Celui qui a gagné le Prix Sobey pour les arts en 2016 connaissait le travail de Rosefeldt au moment où l’installation a été présentée au MAC. Il était d’ailleurs marqué par les moments de synchronicité des écrans pendant l’expérience, selon John Zeppetelli.

Les sept écrans ne se synchronisent qu’à la fin dans Phase Shifting Index. Dans la salle sombre, nous sommes mis face à de faux documentaires parascientifiques, rappelant l’esthétique de technologies du siècle dernier : film en 16 mm, VHS, etc. Surtout, l’œuvre nous déstabilise. Des personnes bougent, se font interviewer et répondent dans un anglais incompréhensible.

PHOTO ROBERT SKINNER, LA PRESSE

Phase Shifting Index, de Jeremy Shaw, présenté à la Fonderie Darling

Chaque écran est indépendant et présente des corps qui s’activent de plus en plus intensément au fur et à mesure du visionnement. On reconnaît des gestes de danse contemporaine, des entraînements, de la danse contact ou encore du street dance, mais le résultat paraît étrange et décalé.

Il faut d’emblée lire le texte d’accompagnement pour saisir tout le sens : il s’agit d’un récit de science-fiction, à « l’ère des cultures-altruistes-périphériques » au XXIe ou au XXIIsiècle.

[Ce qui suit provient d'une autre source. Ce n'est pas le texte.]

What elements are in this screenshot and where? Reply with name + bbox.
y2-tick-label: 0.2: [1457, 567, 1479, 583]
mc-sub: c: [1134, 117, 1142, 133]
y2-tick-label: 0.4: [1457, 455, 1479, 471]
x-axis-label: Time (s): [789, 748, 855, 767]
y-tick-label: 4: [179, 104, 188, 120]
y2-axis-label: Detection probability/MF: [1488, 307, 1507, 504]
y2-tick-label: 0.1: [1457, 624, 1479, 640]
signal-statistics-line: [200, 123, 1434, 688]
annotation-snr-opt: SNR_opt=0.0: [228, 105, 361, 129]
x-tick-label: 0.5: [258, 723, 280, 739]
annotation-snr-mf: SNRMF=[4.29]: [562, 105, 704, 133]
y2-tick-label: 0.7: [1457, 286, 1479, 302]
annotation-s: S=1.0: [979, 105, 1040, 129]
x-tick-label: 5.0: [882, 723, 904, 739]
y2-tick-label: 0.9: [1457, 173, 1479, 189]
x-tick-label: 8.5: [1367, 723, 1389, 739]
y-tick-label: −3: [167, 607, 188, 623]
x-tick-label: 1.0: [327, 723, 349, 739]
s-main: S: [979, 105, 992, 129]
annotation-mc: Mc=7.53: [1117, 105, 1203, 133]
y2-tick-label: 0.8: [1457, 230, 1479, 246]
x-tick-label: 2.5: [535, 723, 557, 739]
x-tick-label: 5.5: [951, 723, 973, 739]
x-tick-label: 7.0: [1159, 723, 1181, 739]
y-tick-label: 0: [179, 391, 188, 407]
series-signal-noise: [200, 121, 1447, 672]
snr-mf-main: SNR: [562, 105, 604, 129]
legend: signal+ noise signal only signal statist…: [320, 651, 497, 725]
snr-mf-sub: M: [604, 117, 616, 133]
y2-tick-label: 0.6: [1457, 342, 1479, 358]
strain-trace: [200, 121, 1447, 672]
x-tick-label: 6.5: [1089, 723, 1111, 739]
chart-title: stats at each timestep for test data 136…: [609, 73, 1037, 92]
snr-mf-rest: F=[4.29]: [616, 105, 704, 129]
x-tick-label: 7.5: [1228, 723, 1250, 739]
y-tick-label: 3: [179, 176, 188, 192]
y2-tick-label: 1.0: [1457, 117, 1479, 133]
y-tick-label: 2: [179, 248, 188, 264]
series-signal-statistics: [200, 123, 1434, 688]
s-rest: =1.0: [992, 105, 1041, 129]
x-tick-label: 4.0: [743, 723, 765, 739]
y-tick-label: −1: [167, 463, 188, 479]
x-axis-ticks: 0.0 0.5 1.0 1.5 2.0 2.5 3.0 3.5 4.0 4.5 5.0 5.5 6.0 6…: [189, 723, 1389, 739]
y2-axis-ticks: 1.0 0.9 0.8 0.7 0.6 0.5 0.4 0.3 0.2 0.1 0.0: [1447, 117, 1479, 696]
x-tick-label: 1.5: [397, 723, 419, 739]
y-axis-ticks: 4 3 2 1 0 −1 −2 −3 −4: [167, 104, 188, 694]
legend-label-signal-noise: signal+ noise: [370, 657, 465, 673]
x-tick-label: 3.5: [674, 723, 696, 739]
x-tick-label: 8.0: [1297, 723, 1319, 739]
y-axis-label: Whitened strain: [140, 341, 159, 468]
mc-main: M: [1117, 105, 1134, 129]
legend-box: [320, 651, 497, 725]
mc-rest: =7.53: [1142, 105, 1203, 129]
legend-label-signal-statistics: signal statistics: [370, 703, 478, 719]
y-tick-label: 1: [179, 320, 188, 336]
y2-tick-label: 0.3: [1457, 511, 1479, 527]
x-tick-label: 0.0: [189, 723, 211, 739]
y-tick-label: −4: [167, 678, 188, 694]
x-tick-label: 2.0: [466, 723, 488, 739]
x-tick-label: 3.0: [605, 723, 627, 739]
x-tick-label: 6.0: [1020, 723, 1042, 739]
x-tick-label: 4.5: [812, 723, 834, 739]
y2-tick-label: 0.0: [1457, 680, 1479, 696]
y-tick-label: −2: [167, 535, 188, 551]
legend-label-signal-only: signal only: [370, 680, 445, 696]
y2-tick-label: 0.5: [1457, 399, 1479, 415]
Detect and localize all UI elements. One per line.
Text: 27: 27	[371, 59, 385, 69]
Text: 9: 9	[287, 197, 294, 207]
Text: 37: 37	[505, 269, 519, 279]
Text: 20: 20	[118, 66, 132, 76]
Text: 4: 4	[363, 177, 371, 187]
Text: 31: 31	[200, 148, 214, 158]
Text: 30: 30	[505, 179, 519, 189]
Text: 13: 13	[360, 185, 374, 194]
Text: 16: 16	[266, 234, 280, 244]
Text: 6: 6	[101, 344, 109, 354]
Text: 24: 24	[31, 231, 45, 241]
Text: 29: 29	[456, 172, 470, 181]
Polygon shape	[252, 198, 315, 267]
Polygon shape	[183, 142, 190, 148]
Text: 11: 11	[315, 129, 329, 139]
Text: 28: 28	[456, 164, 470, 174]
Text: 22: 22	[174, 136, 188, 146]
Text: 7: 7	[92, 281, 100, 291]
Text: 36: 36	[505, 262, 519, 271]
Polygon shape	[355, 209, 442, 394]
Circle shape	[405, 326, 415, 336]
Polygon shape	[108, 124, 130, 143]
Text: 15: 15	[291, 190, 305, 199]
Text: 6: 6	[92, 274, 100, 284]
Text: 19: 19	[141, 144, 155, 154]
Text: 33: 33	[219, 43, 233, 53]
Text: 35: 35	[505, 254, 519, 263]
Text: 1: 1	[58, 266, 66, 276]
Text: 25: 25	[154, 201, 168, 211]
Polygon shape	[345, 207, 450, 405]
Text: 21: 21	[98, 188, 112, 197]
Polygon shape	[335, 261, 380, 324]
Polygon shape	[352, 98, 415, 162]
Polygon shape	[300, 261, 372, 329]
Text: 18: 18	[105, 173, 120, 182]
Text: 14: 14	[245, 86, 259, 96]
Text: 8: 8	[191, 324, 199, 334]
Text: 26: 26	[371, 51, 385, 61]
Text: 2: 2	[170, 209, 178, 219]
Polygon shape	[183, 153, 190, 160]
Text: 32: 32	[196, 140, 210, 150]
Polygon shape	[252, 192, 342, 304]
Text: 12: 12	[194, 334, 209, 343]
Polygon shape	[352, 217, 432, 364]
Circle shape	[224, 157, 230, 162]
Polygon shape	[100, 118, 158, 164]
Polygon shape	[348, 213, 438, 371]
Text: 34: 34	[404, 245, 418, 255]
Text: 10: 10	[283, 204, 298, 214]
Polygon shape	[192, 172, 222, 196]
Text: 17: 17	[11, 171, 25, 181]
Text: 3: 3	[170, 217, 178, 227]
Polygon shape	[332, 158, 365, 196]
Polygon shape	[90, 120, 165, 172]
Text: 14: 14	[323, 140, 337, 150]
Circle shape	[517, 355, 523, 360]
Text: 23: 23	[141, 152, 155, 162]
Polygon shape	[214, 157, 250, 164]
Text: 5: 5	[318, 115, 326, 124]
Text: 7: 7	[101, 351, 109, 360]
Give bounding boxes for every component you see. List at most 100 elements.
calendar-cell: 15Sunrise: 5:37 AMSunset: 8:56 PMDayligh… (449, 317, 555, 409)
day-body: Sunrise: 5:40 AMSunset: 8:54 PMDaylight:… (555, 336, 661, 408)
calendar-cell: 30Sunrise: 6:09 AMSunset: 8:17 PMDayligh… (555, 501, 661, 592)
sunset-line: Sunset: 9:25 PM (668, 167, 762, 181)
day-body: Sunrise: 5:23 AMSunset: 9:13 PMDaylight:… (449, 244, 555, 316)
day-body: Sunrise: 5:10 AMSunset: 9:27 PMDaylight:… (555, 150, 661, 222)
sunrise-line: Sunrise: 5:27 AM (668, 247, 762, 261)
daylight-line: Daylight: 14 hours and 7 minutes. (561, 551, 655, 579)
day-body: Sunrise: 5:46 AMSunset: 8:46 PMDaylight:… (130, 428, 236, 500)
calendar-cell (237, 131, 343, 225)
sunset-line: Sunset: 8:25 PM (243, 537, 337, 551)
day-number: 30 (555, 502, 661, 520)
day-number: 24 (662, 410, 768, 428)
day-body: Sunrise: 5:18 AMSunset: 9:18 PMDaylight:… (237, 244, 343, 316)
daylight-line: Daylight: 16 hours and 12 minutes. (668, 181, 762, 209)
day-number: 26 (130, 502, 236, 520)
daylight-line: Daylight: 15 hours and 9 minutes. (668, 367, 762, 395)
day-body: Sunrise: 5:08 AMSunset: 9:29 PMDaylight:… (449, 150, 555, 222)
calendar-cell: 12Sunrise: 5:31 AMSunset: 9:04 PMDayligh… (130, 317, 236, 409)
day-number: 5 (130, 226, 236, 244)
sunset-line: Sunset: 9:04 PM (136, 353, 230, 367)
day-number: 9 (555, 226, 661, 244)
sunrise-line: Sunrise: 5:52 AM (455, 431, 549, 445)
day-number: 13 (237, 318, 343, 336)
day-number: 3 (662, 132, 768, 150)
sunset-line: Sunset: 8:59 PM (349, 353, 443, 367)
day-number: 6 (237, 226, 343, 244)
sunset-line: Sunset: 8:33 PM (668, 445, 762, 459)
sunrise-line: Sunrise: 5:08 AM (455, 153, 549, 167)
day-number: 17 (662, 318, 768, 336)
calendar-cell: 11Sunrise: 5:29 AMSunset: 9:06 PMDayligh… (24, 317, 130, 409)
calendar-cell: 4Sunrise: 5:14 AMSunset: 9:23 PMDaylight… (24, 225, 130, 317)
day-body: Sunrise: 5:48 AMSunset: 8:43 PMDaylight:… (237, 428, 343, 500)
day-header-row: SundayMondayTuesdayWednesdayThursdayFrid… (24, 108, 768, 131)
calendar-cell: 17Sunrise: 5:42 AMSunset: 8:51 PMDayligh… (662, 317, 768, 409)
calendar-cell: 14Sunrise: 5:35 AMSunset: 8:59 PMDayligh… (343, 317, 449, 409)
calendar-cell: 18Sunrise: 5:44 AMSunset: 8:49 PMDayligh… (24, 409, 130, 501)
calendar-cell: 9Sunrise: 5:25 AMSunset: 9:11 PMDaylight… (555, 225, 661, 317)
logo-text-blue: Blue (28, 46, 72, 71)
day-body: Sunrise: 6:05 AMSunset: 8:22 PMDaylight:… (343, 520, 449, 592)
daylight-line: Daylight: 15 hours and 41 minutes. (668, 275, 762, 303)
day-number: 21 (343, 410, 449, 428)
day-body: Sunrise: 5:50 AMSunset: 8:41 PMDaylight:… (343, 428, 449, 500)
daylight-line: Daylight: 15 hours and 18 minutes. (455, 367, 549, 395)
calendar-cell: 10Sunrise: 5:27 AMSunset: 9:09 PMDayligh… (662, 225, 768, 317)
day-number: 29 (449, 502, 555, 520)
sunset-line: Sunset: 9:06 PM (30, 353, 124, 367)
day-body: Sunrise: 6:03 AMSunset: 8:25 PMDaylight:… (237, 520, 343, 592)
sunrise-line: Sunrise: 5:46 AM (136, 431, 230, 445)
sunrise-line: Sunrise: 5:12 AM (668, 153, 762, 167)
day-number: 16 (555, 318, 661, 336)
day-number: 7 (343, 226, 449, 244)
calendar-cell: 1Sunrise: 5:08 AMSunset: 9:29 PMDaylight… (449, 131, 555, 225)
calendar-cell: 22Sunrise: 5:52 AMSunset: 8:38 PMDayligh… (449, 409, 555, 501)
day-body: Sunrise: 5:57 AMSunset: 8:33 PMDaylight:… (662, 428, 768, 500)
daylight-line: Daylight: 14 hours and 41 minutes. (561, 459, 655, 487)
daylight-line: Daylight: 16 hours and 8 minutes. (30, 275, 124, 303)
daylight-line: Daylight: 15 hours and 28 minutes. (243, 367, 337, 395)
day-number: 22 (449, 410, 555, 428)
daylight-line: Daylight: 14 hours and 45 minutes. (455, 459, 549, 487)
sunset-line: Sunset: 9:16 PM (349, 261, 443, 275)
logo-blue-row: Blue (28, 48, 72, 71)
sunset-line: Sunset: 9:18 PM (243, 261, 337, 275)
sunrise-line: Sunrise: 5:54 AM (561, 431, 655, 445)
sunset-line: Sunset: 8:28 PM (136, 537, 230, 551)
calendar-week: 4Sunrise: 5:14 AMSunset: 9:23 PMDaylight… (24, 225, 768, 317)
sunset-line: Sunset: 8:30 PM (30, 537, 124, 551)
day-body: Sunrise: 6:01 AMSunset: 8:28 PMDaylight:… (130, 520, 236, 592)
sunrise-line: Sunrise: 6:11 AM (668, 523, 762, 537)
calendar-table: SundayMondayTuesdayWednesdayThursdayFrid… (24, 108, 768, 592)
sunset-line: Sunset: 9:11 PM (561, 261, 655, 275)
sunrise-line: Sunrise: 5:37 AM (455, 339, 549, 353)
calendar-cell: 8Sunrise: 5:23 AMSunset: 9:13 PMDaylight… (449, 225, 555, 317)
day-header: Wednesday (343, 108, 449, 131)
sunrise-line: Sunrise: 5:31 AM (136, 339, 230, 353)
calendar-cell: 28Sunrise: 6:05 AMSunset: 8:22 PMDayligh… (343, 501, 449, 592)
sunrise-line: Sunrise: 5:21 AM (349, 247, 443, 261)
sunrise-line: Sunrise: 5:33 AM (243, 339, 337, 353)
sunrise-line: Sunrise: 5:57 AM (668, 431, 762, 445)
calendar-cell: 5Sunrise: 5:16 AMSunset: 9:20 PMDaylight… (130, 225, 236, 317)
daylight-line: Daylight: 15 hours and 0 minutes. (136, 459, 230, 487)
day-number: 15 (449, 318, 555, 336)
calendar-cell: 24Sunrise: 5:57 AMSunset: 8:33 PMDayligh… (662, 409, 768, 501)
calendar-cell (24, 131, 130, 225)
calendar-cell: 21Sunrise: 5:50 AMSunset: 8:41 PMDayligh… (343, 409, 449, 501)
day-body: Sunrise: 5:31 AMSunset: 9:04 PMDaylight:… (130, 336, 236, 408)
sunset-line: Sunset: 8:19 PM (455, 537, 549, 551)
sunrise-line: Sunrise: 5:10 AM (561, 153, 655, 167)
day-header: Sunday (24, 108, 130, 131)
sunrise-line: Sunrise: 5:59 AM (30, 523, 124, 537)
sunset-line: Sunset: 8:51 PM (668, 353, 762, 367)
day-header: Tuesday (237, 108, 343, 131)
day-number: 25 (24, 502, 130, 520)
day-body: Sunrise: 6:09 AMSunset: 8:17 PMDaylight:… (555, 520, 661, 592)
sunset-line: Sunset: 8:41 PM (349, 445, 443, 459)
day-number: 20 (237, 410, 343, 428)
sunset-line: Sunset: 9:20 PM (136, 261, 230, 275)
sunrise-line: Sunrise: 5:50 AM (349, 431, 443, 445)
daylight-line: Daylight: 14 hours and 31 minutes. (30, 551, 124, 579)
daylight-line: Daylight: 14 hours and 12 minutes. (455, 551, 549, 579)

Le film prend réellement tout son sens à la fin du cycle, lorsque la synchronisation des écrans débute. Le contenu se déplace d’une image à l’autre jusqu’à ce que l’entièreté devienne son et lumière stroboscopique, pour créer une extase collective.

Quel est donc le véritable sujet de l’œuvre ? « C’est l’idée d’atteindre un autre niveau de perception ou de tenter de comprendre ce qui se passe dans notre cerveau quand on arrive à ce niveau de perception. C’est une tentative de rejoindre un registre autre que la réalité normale à l’aide du mouvement, explique John Zeppetelli. Et l’utilisation du corps devient un véhicule avec lequel on peut atteindre l’extase spirituelle », renchérit celui qui a agi à titre de commissaire pour cette exposition.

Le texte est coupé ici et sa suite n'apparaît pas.